Alberto Fabbretti ci racconta la sua esperienza a New York

Il giovane attore Alberto Fabbretti, classe 1998 e cresciuto a Verona, dal 2018 si è trasferito a New York per rincorrere il sogno americano e, dopo aver frequentato la scuola di recitazione Susan Batson Studio ha scritto, diretto, prodotto ed interpretato uno short movie dal titolo “36 Hours in New York”.

Hai realizzato il corto 36 Hours in New York che è in concorso in ben 6 festival.  Come nasce l’idea del tuo film? 

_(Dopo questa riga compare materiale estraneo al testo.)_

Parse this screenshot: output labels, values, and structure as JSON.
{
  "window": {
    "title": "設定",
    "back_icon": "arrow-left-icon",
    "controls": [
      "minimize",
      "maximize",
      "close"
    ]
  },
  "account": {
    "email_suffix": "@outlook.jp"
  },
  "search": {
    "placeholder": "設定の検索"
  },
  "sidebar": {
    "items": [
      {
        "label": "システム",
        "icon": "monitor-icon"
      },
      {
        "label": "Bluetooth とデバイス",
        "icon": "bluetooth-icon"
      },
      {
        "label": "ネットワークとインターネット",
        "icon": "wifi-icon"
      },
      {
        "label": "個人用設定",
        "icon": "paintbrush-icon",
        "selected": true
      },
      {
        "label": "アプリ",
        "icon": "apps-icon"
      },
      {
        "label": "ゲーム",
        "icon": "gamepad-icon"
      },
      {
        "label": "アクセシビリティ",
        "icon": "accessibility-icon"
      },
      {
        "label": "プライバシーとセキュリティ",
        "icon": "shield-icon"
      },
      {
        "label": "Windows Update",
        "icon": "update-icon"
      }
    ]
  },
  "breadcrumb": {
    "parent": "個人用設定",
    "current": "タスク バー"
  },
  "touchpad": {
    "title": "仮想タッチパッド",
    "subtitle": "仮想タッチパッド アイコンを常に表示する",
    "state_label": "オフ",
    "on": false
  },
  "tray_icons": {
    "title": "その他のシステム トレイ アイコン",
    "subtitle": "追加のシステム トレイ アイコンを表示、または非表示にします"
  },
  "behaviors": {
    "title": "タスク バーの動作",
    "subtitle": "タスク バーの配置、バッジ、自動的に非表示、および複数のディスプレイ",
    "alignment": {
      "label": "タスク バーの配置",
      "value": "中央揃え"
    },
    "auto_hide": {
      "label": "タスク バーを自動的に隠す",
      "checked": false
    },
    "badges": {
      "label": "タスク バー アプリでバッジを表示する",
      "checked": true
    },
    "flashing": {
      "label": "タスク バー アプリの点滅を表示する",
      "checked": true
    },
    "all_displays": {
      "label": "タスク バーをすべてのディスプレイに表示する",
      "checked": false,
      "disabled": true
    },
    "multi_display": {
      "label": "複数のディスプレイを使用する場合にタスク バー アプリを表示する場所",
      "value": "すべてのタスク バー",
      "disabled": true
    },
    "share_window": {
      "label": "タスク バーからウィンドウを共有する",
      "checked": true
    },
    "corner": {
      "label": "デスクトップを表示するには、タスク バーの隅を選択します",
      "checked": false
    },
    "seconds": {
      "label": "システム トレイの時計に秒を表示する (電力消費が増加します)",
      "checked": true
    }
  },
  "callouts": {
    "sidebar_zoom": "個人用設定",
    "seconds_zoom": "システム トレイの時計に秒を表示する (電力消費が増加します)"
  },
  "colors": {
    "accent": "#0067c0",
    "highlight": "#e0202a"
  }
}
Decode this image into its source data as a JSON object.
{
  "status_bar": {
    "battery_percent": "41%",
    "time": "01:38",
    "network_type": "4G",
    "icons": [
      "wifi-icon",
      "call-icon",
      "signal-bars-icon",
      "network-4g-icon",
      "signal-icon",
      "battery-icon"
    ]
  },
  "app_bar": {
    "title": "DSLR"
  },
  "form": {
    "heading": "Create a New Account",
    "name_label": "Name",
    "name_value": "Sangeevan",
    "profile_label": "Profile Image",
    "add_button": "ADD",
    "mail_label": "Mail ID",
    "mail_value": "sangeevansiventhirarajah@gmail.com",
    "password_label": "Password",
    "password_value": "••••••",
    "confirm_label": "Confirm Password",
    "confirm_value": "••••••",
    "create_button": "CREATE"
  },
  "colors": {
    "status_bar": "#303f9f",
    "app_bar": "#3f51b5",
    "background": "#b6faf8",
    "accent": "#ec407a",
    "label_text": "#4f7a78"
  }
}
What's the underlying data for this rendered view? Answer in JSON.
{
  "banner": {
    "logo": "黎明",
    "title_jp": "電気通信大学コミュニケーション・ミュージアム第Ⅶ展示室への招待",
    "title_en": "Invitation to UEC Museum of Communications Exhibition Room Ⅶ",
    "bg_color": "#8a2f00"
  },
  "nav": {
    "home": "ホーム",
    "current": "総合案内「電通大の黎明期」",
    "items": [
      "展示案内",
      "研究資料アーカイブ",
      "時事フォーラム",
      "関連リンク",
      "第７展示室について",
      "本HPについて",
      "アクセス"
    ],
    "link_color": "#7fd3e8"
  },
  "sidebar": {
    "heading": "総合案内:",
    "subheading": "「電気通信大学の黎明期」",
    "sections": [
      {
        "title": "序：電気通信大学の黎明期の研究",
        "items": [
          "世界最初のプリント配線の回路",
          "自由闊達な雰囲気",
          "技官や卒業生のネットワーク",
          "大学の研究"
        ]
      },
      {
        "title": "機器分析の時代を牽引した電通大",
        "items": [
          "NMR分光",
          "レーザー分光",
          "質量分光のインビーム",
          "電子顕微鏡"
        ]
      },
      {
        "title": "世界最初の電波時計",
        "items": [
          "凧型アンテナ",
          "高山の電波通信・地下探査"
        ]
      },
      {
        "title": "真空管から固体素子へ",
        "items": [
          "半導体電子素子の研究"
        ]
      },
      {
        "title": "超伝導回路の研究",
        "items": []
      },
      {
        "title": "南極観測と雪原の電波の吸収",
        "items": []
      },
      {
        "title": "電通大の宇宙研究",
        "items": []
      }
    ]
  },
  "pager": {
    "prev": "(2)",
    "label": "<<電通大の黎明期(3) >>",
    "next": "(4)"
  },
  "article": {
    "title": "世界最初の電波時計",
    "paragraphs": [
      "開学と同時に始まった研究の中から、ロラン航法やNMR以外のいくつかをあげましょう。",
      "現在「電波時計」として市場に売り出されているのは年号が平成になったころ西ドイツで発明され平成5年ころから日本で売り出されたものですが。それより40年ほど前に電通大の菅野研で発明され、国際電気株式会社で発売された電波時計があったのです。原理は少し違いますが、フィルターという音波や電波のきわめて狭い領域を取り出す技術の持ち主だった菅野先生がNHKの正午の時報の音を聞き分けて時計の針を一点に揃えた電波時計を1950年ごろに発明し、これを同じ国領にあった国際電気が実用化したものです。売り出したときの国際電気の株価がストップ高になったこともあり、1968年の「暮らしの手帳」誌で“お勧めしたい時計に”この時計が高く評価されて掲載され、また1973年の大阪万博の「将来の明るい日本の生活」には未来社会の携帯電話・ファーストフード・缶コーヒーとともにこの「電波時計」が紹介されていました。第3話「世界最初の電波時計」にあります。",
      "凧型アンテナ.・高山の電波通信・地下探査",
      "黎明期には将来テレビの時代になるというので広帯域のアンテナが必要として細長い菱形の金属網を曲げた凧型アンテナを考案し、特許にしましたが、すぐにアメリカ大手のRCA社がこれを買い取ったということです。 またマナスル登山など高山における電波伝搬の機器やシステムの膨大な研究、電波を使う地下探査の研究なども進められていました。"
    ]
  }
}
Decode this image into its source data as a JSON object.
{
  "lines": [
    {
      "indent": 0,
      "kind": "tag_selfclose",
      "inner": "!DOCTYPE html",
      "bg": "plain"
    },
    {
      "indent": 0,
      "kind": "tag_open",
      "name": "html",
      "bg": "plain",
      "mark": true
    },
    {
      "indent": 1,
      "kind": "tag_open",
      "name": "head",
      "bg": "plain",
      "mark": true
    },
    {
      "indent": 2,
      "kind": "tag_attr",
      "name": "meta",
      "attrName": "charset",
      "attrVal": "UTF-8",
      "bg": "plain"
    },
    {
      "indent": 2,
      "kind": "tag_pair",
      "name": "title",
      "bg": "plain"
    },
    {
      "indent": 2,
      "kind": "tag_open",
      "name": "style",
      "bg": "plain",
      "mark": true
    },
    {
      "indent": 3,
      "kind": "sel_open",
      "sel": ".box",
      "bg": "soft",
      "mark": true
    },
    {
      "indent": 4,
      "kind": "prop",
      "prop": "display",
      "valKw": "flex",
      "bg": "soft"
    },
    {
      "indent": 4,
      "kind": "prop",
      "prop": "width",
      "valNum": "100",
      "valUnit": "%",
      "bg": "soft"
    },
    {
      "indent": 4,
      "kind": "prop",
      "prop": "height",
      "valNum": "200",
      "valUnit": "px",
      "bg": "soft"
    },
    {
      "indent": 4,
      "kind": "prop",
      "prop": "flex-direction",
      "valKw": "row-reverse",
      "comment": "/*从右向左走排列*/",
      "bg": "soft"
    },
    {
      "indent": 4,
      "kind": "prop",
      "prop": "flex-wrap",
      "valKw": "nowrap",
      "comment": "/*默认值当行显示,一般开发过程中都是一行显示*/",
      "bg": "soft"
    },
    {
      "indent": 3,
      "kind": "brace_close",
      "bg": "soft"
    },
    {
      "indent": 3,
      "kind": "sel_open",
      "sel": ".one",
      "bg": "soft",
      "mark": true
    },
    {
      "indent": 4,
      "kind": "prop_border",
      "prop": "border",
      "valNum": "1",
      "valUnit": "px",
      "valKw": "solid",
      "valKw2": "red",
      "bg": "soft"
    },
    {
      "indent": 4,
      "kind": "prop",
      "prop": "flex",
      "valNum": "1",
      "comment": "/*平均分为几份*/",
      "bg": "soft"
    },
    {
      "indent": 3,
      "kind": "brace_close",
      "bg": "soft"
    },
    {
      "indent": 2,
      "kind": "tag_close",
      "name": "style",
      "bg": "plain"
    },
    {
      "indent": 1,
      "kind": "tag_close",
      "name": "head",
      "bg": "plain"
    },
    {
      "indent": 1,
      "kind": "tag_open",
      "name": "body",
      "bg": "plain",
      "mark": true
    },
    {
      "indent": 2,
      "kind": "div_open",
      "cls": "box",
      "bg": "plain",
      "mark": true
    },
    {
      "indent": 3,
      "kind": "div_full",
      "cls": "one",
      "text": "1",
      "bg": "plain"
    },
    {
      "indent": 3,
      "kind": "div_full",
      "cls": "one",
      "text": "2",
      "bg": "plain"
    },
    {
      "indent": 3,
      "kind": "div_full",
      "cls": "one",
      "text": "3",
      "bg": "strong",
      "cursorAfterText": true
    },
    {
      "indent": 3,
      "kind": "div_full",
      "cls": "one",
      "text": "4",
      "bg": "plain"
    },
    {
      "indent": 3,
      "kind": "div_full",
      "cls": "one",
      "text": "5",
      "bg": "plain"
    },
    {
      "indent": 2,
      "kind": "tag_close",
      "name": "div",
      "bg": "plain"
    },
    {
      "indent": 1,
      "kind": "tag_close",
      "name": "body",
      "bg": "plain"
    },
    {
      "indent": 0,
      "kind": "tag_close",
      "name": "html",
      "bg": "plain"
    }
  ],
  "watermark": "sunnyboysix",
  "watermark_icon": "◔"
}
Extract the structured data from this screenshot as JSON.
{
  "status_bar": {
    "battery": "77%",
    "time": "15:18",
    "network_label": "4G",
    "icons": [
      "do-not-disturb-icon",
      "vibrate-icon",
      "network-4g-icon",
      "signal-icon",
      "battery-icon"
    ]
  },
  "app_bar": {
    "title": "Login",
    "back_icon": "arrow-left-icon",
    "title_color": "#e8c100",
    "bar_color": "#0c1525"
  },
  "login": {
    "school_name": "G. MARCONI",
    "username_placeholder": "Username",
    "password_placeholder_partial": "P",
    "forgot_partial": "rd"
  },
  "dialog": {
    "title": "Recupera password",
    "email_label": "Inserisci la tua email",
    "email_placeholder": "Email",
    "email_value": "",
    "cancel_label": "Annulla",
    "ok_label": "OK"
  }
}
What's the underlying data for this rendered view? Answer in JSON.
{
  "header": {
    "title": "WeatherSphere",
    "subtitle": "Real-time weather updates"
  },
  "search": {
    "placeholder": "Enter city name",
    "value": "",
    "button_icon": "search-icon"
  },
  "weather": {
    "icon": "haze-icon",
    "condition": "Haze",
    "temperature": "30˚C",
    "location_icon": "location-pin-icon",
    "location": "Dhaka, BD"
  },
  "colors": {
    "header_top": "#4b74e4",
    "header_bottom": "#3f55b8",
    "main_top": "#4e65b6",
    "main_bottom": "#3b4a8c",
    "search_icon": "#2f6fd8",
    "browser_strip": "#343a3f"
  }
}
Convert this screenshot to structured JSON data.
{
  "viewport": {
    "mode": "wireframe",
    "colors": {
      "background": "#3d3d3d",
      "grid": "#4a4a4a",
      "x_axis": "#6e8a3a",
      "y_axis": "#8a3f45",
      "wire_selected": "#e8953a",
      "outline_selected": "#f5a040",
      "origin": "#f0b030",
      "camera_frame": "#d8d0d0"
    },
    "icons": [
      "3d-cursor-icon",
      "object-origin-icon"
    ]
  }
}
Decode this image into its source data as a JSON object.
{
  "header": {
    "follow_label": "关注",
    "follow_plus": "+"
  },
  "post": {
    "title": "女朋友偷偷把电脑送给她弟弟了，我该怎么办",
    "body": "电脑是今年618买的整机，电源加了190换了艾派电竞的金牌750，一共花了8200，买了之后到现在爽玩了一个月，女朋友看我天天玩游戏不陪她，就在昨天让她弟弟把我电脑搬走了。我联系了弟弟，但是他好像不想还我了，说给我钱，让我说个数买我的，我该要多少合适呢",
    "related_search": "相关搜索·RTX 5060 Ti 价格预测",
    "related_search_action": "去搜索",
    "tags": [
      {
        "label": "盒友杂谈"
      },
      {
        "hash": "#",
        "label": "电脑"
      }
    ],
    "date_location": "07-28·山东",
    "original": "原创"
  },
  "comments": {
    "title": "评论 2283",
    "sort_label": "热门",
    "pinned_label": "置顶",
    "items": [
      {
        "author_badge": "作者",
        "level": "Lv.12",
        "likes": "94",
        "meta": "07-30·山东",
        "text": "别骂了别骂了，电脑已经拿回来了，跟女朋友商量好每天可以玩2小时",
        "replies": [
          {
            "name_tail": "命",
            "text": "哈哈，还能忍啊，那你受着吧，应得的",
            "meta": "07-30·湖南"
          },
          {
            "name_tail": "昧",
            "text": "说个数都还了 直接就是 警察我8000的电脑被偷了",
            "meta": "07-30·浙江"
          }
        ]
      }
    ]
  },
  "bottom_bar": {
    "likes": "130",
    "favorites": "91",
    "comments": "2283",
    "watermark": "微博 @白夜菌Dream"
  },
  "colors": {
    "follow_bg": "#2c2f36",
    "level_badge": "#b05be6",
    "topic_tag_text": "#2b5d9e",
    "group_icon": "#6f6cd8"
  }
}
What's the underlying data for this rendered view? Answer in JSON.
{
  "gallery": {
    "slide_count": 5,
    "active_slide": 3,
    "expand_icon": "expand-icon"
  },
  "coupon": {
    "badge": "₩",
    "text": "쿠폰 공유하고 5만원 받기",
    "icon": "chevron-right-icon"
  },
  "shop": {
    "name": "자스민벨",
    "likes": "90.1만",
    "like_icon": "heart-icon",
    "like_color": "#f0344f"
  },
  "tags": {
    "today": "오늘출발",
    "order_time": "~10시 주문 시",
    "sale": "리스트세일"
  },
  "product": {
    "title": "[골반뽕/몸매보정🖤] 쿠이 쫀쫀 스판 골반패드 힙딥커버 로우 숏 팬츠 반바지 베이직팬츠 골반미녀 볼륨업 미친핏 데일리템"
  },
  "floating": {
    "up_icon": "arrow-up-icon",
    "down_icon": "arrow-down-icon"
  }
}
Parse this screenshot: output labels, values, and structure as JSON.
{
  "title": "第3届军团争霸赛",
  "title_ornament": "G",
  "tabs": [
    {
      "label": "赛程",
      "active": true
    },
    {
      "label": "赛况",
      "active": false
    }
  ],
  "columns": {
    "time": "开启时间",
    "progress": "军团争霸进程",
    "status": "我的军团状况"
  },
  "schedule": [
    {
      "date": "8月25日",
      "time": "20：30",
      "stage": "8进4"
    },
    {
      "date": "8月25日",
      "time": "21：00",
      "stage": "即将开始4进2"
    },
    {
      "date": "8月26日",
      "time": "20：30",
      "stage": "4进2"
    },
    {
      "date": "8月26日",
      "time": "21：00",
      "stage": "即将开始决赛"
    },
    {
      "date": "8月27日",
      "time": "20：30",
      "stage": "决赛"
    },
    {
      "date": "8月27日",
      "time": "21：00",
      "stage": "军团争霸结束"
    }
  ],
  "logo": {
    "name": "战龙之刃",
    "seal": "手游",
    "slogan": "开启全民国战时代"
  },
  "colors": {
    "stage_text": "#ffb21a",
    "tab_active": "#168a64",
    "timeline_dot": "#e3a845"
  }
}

“L’idea nacque circa un anno fa da me e un amico che conobbi qui a New York. Volevamo creare una storia che avesse qualcosa di particolare, che rispecchiasse il nostro modo di esprimerci. Abbiamo scelto il genere thriller, perché avevamo in mente di creare tre personaggi che avessero avuto un passato difficile, nel caso del nostro film li abbiamo identificati poi come degli ex-criminali. Volevamo allo stesso tempo creare qualcosa con le nostre mani e vedere dove sarebbe andato. L’idea finale è stata di creare un prodotto in cui l’audience avrebbe potuto riconoscersi in modo indiretto e che si rivelasse solo nel finale, che è un grande colpo di scena. Emblematico è infatti il protagonista, Louis, da me interpretato, che pur avendo chiuso con l’attività criminale da molti anni, sa che deve portare a termine un ultimo colpo, in nome di un bene superiore, che per lui è fondamentale, anche se deve rivedersi criminale, contro la sua volontà”.

Il corto è interamente realizzato da te. E’ stato difficile dirigerlo, interpretarlo e produrlo? 

“Nella primissima fase di scrittura della storia eravamo in due, poi ho dovuto proseguire da solo. Ho così scritto il copione che abbiamo poi rivisto con le altre due attrici. L’abbiamo cambiato molte volte. Abbiamo cercato di adattare la storia ad un thriller che però fosse anche comico in certi punti. I colori sono molto scuri in alcune scene, tanto che rimandano ad uno stile noir, ma c’è una grande comicità che nasconde il passato dei personaggi, le loro sofferenze e i sogni che vorrebbero realizzare. Mi sono cimentato anche nella regia e nella distribuzione nella fase di editing. È stato un processo lungo e impegnativo, compresa la fase di post- produzione e di editing. In tutto ci ho messo un anno. Il personaggio di Louis mi è sempre piaciuto molto, non si capisce mai esattamente da che parte stia. È stato difficile da preparare, ma ho studiato tutti e tre i personaggi in modo che lasciassero una vasta libertà di interpretazione”. 

Da due anni vivi a New York. Com’è cambiata la tua vita? 

“È cambiata molto, credo che il luogo in cui si vive sia molto rilevante. Molte cose sono cambiate perché ciò che è attorno a te cambia, questo ti aiuta a chiarire le idee su cosa veramente ti piaccia e anche a diventare una persona migliore. New York mi piace molto, è una città particolare, molto bella in ogni stagione ed offre tutto ciò che una persona possa desiderare. Viverci è diverso rispetto a solo visitarla, perché ti rendi conto di cosa significa hai modo di apprezzarla ancora di più per ciò che è”.

Qual è il tuo sogno nel cassetto? 

Fare l’attore. Richiede tempo, dedizione e passione. È ciò che voglio fare e continuare di giorno in giorno ad impegnarmi in questo è il modo per migliorare sempre più. 

Con quale regista vorresti lavorare? 

“Ce ne sono tanti e allo stesso tempo non vorrei lavorare con nessuno in particolare.  Lavorare con un bravo regista credo sia per un attore il desiderio più grande, qualunque egli sia. Mi piacerebbe lavorare con qualcuno di molto professionale, che costruisca il personaggio con l’attore e con cui ci sia un gran feeling. Può essere chiunque”.